Does the app still see my prompts? Yes. Keyward protects the credential, not the payload — the app is the thing building and reading the prompts, so of course it sees them. (A blind Node that relays only ciphertext is a separate mode, SPEC §10.) Hiding content from the app itself is a different, harder problem and explicitly out of scope here. I'd rather do one thing honestly.
A malicious app can still burn my budget within the limits, right? Right. Custody isn't the same as control. That's exactly why limits — model allowlists, budget caps, rate limits, per-app scoping, an audit log — live in the Client and are part of the protocol, not an afterthought. Custody stops the key from leaking; policy stops it from being abused.
| Paste-the-key SaaS | Self-hosted gateway | TEE broker | Keyward | |
|---|---|---|---|---|
| App can read the raw key | yes | n/a (you're host) | no, if HW holds | never |
| What you're trusting | a privacy policy | yourself | CPU vendor + attestation | code you can read |
| You can verify it yourself | no | — | hard | yes |
| Works for offline/autonomous runs | yes | yes | yes | yes, on your own always-on box |
| Infra you have to run | none | the whole gateway | none | a small Client |
The single source of truth for what's built and what's left is docs/roadmap.md. The high-level shape:
-
v0spec — wire format for pairing, the work intent, streaming frames, and the policy object. Drafted in SPEC.md; pairing auth, resumption, and budget pricing are now resolved. - [~] Reference Client — open source, reproducible; a local binary plus one-click serverless templates. A Rust walking skeleton runs end to end today — see IMPLEMENTATION.md.
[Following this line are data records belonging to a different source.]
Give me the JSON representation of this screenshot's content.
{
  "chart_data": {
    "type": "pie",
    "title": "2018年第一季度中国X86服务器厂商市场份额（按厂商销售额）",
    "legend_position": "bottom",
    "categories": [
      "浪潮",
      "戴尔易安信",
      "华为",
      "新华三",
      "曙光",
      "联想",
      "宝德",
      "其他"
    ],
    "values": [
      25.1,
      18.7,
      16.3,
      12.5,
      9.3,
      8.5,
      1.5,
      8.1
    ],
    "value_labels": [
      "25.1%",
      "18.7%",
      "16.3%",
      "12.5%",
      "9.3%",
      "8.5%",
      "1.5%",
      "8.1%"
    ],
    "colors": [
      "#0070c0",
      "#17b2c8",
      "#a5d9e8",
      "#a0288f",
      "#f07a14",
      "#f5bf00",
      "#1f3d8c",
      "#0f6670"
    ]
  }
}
Serverless templates and reproducible-build pipeline next.
- Node SDK — Rust (
keyward-sdk) and Go (sdk/go) clients, plus a zero-code-change OpenAI-compatible node (keyward node) so an app integrates by pointingOPENAI_BASE_URLat it. - Transport adapters — outbound WebSocket and a gRPC bidi stream (scheme-selected, same envelope, the Client stays the dialing client); the protocol is transport-agnostic. (Tunnel appliances are the wrong shape — see SPEC §1.)
- [~] Provider adapters — OpenAI Chat-Completions, the OpenAI Responses API, and Anthropic Messages all land in the skeleton (Chat-Completions covers OpenAI-compatible providers for free); Gemini and so on next.
- Channel E2E crypto — a Noise inner layer for the untrusted-relay case (SPEC §9).
- A conformance suite, once there's more than one implementation to keep honest.
It's early, so the most useful thing right now is to argue with SPEC.md — especially its open questions. Prose issues are fine; you don't need a PR. See CONTRIBUTING.md.
If you find a hole in the core promise — any way the app could still get hold of the key — please treat it as a security issue and report it privately (SECURITY.md).
Apache-2.0. The patent grant matters for a protocol you actually want people to adopt.